Comparing this to the general expression for a harmonic oscillation
$x=A\sin \left( \omega t+\phi \right)$
Where $A$ is the amplitude, $\omega $ is the angular frequency and $\phi $ is the initial phase, we get
$A=2a\cos \left( \dfrac{{{\phi }_{1}}-{{\phi }_{2}}}{2} \right)$ --(1)

Also, according to the question, the amplitude of this superimposed wave is the same as that of the component oscillations.
$\Rightarrow A=a$ --(2)

Putting (2) in (1), we get
$a=2a\cos \left( \dfrac{{{\phi }_{1}}-{{\phi }_{2}}}{2} \right)$
$\Rightarrow 1=2\cos \left( \dfrac{{{\phi }_{1}}-{{\phi }_{2}}}{2} \right)$
$\Rightarrow \dfrac{1}{2}=\cos \left( \dfrac{{{\phi }_{1}}-{{\phi }_{2}}}{2} \right)$
$\Rightarrow \dfrac{{{\phi }_{1}}-{{\phi }_{2}}}{2}={{\cos }^{-1}}\left( \dfrac{1}{2} \right)$
$\Rightarrow \dfrac{{{\phi }_{1}}-{{\phi }_{2}}}{2}={{60}^{0}}$ $\left( \because {{\cos }^{-1}}\left( \dfrac{1}{2} \right)={{60}^{0}} \right)$
$\Rightarrow {{\phi }_{1}}-{{\phi }_{2}}=2\times {{60}^{0}}={{120}^{0}}$
Therefore, we have got the required value for ${{\phi }_{1}}-{{\phi }_{2}}$.
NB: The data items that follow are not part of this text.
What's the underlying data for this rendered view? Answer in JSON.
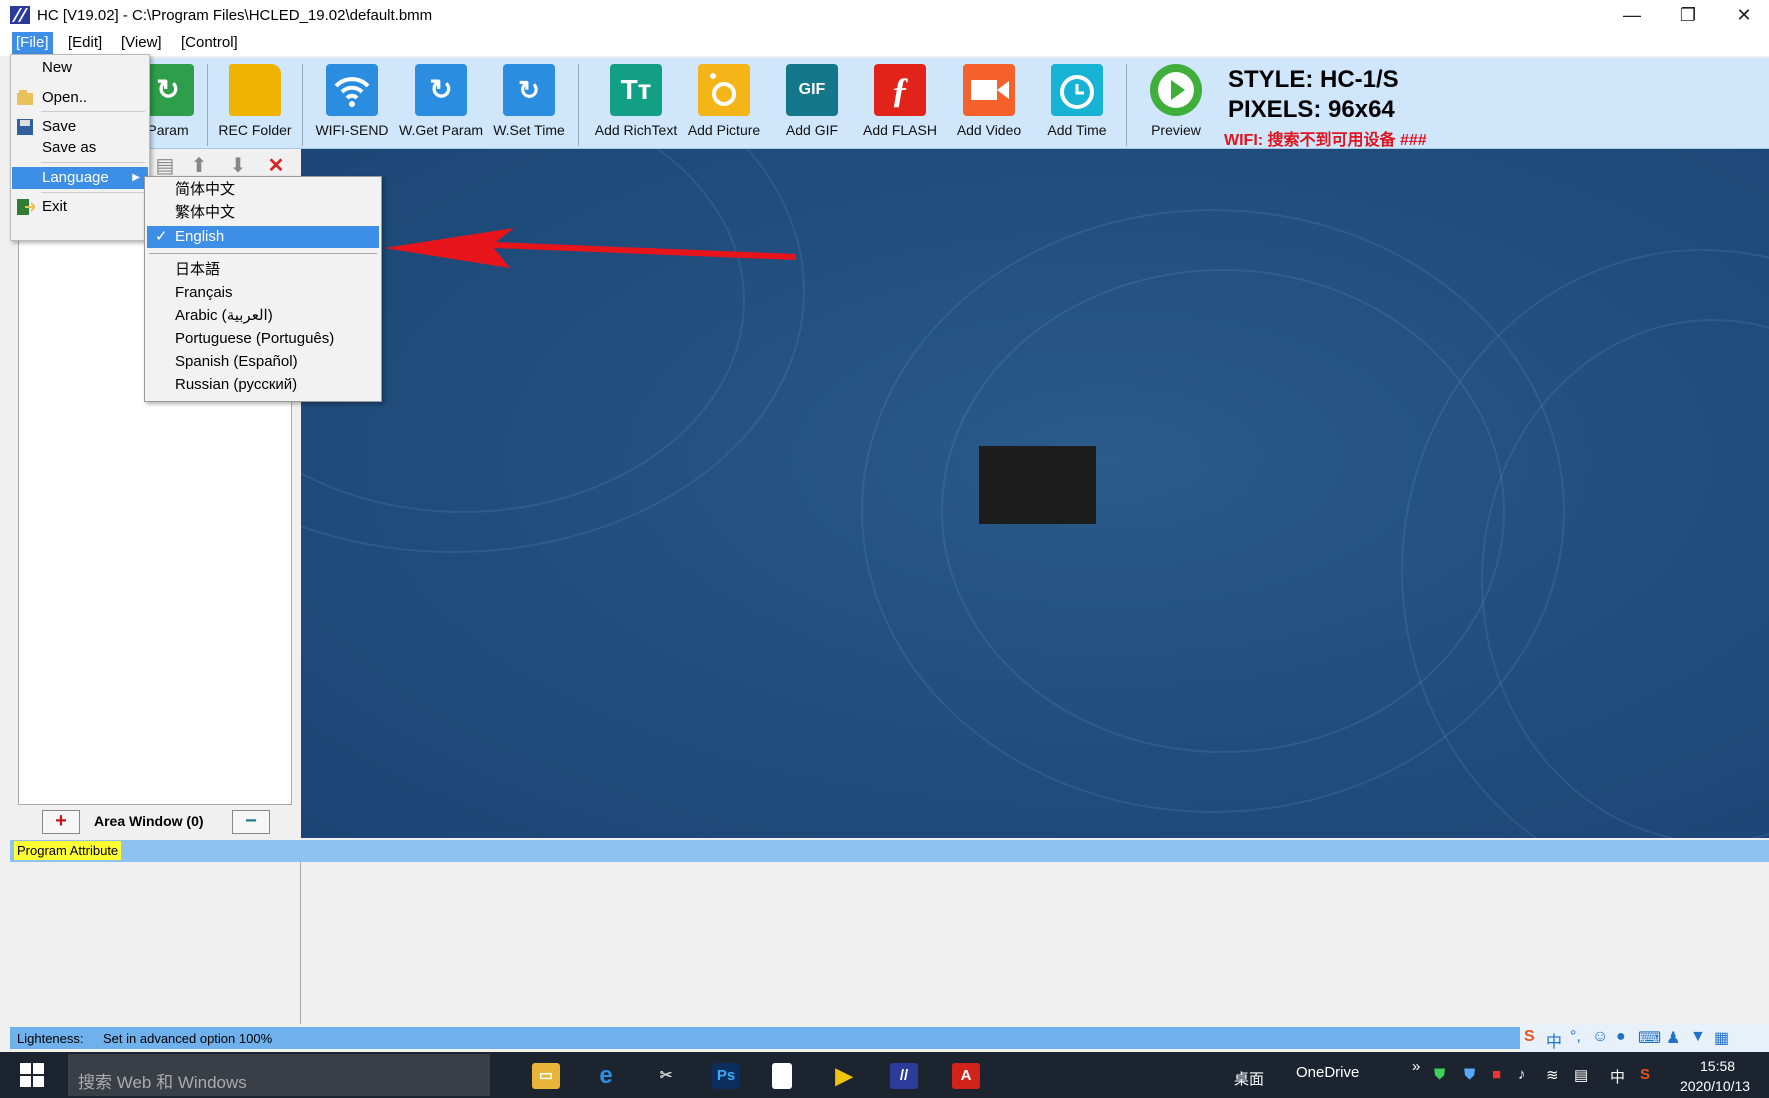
{
  "window": {
    "title": "HC [V19.02] - C:\\Program Files\\HCLED_19.02\\default.bmm",
    "minimize": "—",
    "restore": "❐",
    "close": "✕"
  },
  "menubar": [
    "[File]",
    "[Edit]",
    "[View]",
    "[Control]"
  ],
  "toolbar": {
    "buttons": [
      {
        "label": "Param",
        "icon": "refresh-icon",
        "color": "#2e9e4a"
      },
      {
        "label": "REC Folder",
        "icon": "folder-icon",
        "color": "#f0b400"
      },
      {
        "label": "WIFI-SEND",
        "icon": "wifi-icon",
        "color": "#2a8de0"
      },
      {
        "label": "W.Get Param",
        "icon": "refresh-icon",
        "color": "#2a8de0"
      },
      {
        "label": "W.Set Time",
        "icon": "timer-icon",
        "color": "#2a8de0"
      },
      {
        "label": "Add RichText",
        "icon": "richtext-icon",
        "color": "#139f86"
      },
      {
        "label": "Add Picture",
        "icon": "camera-icon",
        "color": "#f5b417"
      },
      {
        "label": "Add GIF",
        "icon": "gif-icon",
        "color": "#14778b"
      },
      {
        "label": "Add FLASH",
        "icon": "flash-icon",
        "color": "#e2231a"
      },
      {
        "label": "Add Video",
        "icon": "video-icon",
        "color": "#f4612b"
      },
      {
        "label": "Add Time",
        "icon": "clock-icon",
        "color": "#17b3d4"
      },
      {
        "label": "Preview",
        "icon": "play-icon",
        "color": "#3fae3a"
      }
    ],
    "gif_text": "GIF",
    "richtext_text": "Tт",
    "style": "STYLE: HC-1/S",
    "pixels": "PIXELS: 96x64",
    "wifi": "WIFI:  搜索不到可用设备 ###"
  },
  "left_panel": {
    "area_window": "Area Window (0)",
    "add_symbol": "+",
    "remove_symbol": "−"
  },
  "file_menu": {
    "new": "New",
    "open": "Open..",
    "save": "Save",
    "save_as": "Save as",
    "language": "Language",
    "exit": "Exit"
  },
  "language_menu": {
    "items": [
      {
        "label": "简体中文",
        "checked": false
      },
      {
        "label": "繁体中文",
        "checked": false
      },
      {
        "label": "English",
        "checked": true
      },
      {
        "label": "日本語",
        "checked": false
      },
      {
        "label": "Français",
        "checked": false
      },
      {
        "label": "Arabic (العربية)",
        "checked": false
      },
      {
        "label": "Portuguese (Português)",
        "checked": false
      },
      {
        "label": "Spanish (Español)",
        "checked": false
      },
      {
        "label": "Russian (русский)",
        "checked": false
      }
    ],
    "check_mark": "✓"
  },
  "program_attribute": "Program Attribute",
  "status": {
    "lighteness_label": "Lighteness:",
    "lighteness_value": "Set in advanced option  100%"
  },
  "taskbar": {
    "search_placeholder": "搜索 Web 和 Windows",
    "desktop": "桌面",
    "onedrive": "OneDrive",
    "ime_lang": "中",
    "time": "15:58",
    "date": "2020/10/13"
  }
}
So, the correct answer is “Option A”.

Note:
Students must also note that $\Rightarrow \dfrac{{{\phi }_{1}}-{{\phi }_{2}}}{2}=-{{60}^{0}},{{\phi }_{1}}-{{\phi }_{2}}=-{{120}^{0}}={{360}^{0}}-{{120}^{0}}={{240}^{0}}$
Is also a valid answer. However, since this answer is not given in the options, we do not consider it. Students must also have understood that when two waves get superimposed, the amplitude of the resultant wave can be written in terms of the amplitude of the component waves and the difference in the phase angles of the two component waves.